The Indigenous National Constitutional Convention concluded with the Uluru Statement. In contrast to the political expectation that it would simply support symbolic recognition of Indigenous people in the Australian Constitution, the convention went much further, asserting Indigenous sovereignty and making two demands.

First, for a First Nations “voice” to be ensured in the parliament and enshrined in the constitution. Second, for the establishment of a Makarrata Commission “to supervise a process of agreement-making between governments and First Nations and truth-telling about our history”.

The first demand is understandable. Parliamentary representation does not require constitutional change. But it has been Indigenous experience that national bodies established to represent them have been at the mercy of governments. That was the case with ATSIC, disbanded in 2005.

A more significant demand is the Makarrata/treaty process. The whole nation has much to gain from the treaty route. However, if delegates prioritise the less politically controversial constitutional change, they risk derailing the more urgent need for treaties.

Why a treaty is essential

A treaty is an agreement – with guarantees, promises, responsibilities and obligations – between two sovereign peoples about how one party (the settlers) may come onto and share in the resources of the land over which the other party (Indigenous owners) holds sovereignty. A simple analogy: a treaty turns the relationship between settler-coloniser and colonised, based on force, into a more respectful relationship of host and guest.

Under a treaty, hosts and guests have rights, responsibilities and obligations, based on their standing as equals. What is honoured in the relationship stems from conventions, protocols and laws that protect both parties. This includes sanctions for dishonouring obligations.

Indigenous commitment to a treaty process has been expressed nationwide, over many decades. But it has been hard for those supporting treaties to gain a respected voice in the media or be taken seriously by politicians. They are represented as extremists. This was even the case at Uluru. This fear-mongering is preventing the wider Australian public from engaging in the conversations it needs to have.

One of the so-called dissenters from the Uluru convention, Wiradjuri woman Jenny Munro, asked an important question that remains unanswered: “How does our sovereignty remain intact when we go into the white man’s constitution?”

This highlights a contradiction in the Uluru Statement: how to avoid the risk that any form of constitutional recognition will be made to stand in lieu of treaties, because it privileges a constitution that Indigenous peoples have not signed up for.

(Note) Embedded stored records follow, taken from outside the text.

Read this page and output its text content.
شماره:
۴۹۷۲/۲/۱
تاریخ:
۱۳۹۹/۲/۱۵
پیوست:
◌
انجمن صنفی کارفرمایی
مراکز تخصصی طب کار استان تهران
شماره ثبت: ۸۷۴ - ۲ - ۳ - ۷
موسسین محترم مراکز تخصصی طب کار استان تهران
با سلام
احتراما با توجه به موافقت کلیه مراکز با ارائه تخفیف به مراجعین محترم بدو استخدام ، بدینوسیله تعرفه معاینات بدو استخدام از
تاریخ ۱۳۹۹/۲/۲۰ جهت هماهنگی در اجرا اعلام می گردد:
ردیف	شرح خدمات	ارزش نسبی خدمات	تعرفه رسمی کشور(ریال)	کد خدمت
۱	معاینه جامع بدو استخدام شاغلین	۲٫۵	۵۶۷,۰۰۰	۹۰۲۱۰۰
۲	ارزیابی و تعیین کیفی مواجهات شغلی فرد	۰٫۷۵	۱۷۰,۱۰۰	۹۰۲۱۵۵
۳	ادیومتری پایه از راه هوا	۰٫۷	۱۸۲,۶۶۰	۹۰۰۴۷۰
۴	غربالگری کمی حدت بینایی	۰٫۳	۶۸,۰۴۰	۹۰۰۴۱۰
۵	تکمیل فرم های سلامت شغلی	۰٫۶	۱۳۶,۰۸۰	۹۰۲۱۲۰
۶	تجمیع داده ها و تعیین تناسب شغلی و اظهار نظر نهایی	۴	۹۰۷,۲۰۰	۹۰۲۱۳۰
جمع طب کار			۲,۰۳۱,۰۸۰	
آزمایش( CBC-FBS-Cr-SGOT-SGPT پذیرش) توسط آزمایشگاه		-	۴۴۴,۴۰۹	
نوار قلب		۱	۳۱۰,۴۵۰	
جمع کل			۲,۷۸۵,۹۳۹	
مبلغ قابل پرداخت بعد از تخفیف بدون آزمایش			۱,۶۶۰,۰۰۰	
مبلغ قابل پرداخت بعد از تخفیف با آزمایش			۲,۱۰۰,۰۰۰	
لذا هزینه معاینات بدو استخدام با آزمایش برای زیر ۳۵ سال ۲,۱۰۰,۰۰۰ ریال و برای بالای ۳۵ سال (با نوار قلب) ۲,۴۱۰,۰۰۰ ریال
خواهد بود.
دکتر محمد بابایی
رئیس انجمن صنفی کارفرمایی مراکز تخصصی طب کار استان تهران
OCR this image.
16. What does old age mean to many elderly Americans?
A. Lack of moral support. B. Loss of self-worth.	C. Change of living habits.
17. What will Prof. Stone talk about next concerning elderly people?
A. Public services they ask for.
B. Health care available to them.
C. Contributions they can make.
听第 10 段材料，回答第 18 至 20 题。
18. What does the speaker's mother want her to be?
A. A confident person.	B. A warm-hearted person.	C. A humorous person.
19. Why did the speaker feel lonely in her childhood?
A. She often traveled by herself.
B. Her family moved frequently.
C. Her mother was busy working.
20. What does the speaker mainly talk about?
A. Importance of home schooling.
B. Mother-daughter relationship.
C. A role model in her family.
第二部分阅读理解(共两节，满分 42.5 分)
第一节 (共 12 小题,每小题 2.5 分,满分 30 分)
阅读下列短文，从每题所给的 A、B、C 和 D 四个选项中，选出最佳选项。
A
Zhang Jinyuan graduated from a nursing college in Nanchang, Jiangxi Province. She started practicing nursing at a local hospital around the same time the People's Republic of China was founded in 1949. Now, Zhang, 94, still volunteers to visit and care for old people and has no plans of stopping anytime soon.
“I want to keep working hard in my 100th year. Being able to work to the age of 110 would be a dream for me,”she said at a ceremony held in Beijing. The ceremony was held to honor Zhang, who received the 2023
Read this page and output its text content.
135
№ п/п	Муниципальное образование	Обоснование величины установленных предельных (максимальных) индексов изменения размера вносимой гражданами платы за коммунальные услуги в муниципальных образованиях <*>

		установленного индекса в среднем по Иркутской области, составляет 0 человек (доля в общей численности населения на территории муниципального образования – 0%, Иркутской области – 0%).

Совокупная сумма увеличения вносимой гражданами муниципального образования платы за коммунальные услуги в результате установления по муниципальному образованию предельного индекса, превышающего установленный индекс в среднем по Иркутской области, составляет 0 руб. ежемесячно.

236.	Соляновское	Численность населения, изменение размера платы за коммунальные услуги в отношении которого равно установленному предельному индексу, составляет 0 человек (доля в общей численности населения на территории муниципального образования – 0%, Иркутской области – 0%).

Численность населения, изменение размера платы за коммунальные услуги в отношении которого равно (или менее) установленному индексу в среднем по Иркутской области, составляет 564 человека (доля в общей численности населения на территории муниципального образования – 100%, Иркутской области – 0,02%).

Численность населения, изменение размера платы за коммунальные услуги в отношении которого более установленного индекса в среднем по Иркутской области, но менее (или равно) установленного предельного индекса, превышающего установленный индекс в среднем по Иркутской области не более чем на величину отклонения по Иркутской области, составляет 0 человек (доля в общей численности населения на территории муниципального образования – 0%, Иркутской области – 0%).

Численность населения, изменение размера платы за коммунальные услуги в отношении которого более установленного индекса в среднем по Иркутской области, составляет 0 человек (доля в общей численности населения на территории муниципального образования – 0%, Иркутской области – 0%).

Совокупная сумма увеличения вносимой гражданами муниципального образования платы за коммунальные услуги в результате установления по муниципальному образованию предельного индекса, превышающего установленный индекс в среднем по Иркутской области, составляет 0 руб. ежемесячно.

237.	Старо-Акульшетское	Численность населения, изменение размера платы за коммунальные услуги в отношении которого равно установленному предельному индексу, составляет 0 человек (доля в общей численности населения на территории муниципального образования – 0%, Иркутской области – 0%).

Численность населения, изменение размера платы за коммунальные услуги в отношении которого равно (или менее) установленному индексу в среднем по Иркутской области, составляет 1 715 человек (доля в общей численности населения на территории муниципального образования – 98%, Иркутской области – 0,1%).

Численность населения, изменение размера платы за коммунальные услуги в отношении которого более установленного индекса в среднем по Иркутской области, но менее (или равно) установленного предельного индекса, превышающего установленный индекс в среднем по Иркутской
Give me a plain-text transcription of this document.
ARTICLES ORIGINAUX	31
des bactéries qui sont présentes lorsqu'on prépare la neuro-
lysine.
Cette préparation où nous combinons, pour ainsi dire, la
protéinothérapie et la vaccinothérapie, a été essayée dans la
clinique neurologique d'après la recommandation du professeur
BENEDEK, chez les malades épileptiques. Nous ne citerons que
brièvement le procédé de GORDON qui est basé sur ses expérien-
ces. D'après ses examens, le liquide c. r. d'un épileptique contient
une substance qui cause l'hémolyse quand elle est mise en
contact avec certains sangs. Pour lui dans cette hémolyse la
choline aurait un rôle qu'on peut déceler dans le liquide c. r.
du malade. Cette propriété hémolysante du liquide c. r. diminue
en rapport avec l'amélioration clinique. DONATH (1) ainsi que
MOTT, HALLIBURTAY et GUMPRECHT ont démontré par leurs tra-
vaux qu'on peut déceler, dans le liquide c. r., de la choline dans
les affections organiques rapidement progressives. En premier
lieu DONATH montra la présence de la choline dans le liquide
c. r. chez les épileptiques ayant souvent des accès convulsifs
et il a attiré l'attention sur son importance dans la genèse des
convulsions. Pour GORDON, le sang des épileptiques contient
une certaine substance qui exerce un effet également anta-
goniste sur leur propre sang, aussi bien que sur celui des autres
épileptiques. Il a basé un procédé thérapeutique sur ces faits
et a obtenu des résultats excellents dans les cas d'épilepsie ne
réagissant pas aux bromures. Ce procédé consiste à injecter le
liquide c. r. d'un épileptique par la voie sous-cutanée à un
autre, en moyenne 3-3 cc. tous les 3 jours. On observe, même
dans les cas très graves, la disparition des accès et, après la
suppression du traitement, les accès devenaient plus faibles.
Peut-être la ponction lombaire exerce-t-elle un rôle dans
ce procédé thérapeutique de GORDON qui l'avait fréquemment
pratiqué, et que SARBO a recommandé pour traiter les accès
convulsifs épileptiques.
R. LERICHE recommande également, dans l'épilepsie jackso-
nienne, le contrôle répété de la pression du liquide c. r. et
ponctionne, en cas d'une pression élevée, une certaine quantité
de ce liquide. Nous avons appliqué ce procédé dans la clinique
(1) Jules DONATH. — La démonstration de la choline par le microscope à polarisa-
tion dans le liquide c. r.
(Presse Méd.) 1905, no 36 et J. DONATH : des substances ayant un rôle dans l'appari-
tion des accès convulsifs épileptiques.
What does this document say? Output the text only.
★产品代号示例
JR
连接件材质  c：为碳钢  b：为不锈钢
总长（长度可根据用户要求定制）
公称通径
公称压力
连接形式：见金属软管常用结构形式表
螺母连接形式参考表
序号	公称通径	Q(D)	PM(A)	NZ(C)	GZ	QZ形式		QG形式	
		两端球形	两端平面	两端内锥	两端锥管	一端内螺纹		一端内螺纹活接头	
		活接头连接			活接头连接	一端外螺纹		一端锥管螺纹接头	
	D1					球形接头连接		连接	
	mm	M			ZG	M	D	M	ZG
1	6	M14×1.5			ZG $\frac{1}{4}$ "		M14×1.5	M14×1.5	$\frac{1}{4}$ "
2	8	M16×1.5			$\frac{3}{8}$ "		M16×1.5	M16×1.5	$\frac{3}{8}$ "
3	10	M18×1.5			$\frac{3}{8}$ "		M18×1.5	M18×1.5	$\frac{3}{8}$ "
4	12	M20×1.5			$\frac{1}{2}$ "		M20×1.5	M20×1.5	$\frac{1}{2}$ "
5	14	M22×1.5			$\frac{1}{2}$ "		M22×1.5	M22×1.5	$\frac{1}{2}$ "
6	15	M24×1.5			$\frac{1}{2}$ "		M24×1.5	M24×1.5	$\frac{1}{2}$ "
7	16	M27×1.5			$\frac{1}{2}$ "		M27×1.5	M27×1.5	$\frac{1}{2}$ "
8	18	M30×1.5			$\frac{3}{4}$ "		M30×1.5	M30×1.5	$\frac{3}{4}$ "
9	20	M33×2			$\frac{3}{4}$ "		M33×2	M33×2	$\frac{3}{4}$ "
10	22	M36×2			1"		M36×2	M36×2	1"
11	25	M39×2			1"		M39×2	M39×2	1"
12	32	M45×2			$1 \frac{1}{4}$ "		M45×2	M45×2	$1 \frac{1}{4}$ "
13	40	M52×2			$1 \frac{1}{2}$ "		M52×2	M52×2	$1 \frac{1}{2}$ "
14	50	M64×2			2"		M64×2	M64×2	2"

Treaties have to be the foundation for constitutional recognition, not the reverse. The recognition of Indigenous peoples within the Australian Constitution is not a right that the Australian settler government legitimately holds, because it does not have a right to constitute itself as a sovereign power. This right could only come from a treaty process. To accept the status of the constitution is, by implication, to concede that treaties will be unnecessary.

The advantages of treaties are little understood. Australian governments have opposed them since Batman’s crude attempt to subvert the colonial government’s land restrictions in 1835. But it is only through treaties that the right of the settler to be here, and thus to write a constitution in the first place, can be legitimised. Without them, there is no legal or moral foundation for Australian nationhood, nor guarantee of protection for Indigenous peoples’ sovereign rights.

A history of treaties in Australia

The British did not enter into treaties with Indigenous people across Australia, as they did in North America and New Zealand.

For 200 years, Australia denied that Indigenous sovereignty existed, based on the idea that Indigenous peoples were too primitive or incompetent to warrant recognition. The sovereignty of the Crown was established by force and is maintained through the settler majority population, who hold power and continue to deny Indigenous sovereignty. (The Mabo High Court decision recognised it only until 1788, after which most of it was assumed to be extinguished.)

Indigenous peoples have consistently protested this denial and, just as consistently, sought to meet settlers halfway. But they have been trampled over, disrespected, exploited and subjected to many forms of violence to silence their demands. This does not change the host-guest relationship – it just makes the guests obnoxious.

Treaties are the only way to put this nation on the legal and moral footing that it requires to have legitimacy and integrity. That this is not the case is demonstrated in the ambivalence over Australia Day. There is no day that settler and Indigenous Australians celebrate together, because we are unable to point to the equitable and respectful meeting of two peoples.

A treaty is therefore the only way to establish what the Uluru meeting seeks: a basis for dual and complementary sovereignty. The hosts will have two forms of citizenship: Indigenous and settler. The settler guests will have one, legitimised by treaty.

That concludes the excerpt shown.